The week @ work March 16 – 22

This week@work invited us to broaden our thinking with ideas from TED and SXSW, a suggested reading list from Mark Zuckerberg and a David Remnick pick from The New Yorker archive on the creative life. Using a variety of online resources and social networks we can construct an individualized professional development curriculum based on our interests and career aspirations.

On Friday The New York Times included a continuing education ‘special section’ in their print edition. In the lead article ‘That’s Edutainment’ reporter Greg Beato described the growing phenomenon of “the academization of leisure: casual learning propelled by web culture, a new economy and boomers with money.”

In a companion article, Peder Zane asked the question, “If you can know it all, how come you don’t?” He goes on to report on Jonathan Haber, a “52 year old from Lexington, Massachusetts” who is attempting to “meet all the standard requirements for a bachelor of arts degree in a single year.” And he is doing it by selecting from a menu of online offerings from Harvard, Yale and Stanford, chronicling his experience in a book and of course, online.

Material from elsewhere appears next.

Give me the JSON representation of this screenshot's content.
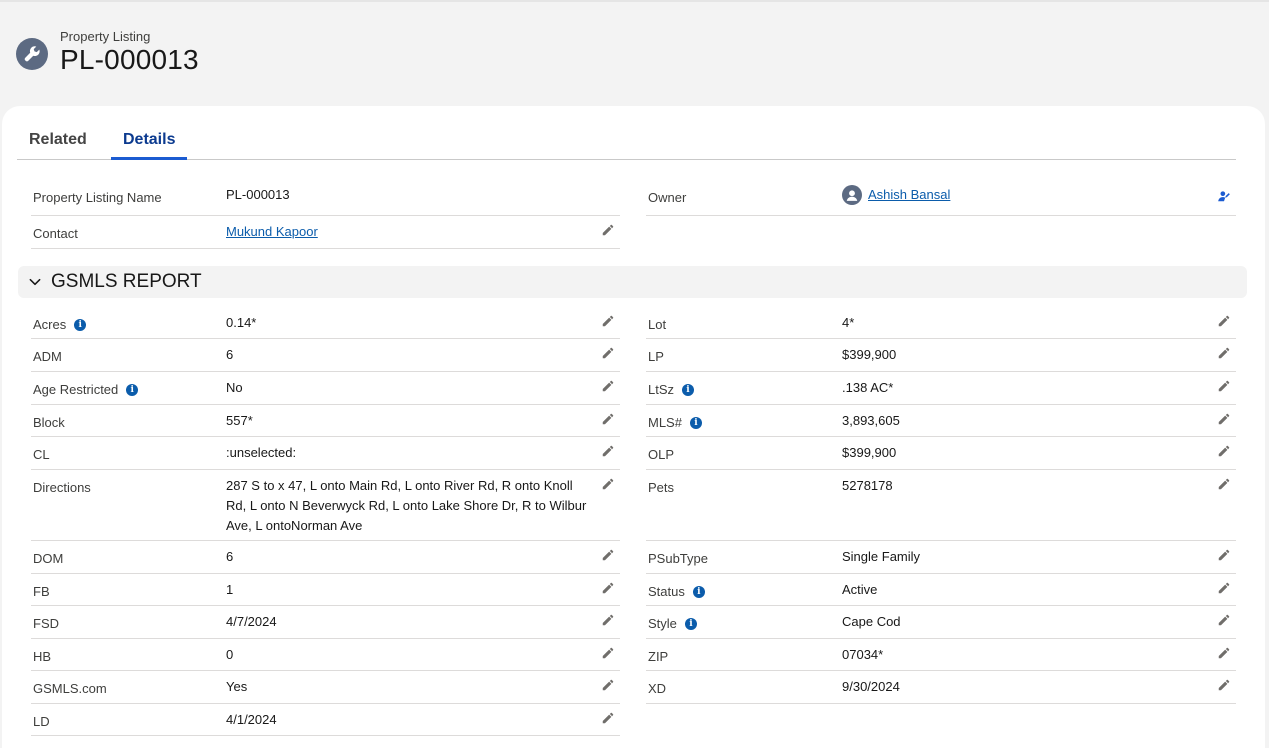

This past week folks came together to discuss ideas at the annual TED conference and celebrate music, film and interactive at SXSW.

You may categorize all these formal and informal experiences as ‘edutainment’, but I would suggest that lifelong learning, often promised, is finally here. And the topics discussed are widely relevant to today’s workplace.

Visit the TED website and access presentations recorded at the conference. One of the most compelling, Monica Lewinsky on our ‘culture of humiliation’. The Washington Post political reporter Chris Cillizza summarized the key point of her talk: “For nearly two decades now, we have slowly been sowing the seeds of shame and public humiliation in our cultural soil. Gossip Web sites, paparazzi, reality programming, politics, news outlets and sometimes hackers traffic in shame. Public humiliation as a blood sport has to stop. We need to return to a long-held value of compassion and empathy.”

And on the SXSW site, you can view film maker Ava DuVernay encouraging her audience to pay attention to their intention. She takes the audience on a narrative of her early success and then cautions from experience: “The dreams were too small. If your dream only includes you, its too small. If that dream is just about the thing you want to accomplish and you don’t even know why you want it…it’s to small…When you win awards and the light is on you, that’s not gonna be enough. If we limit our visions to those things outside of us to validate us, we’re making an intentional error that might very well bring the outside thing you want, but will bring hollow in the end.”

Online, lifelong learning allows us to make connections beyond our comfort zone, sparking new ideas and important conversations.

The availability of a variety of content online in a global economy where the majority does not have access to the innovators and great thinkers is a good thing. It’s a source of career inspiration for the young, professional development for the worker and sustained intellectual engagement for the retired.

Closing the week, David Remnick in his ‘Sunday with the New Yorker’ email recommends a selection of stories from The New Yorker archive on ‘The Creative Life’ including a 2007 profile of the British graffiti artist Banksy.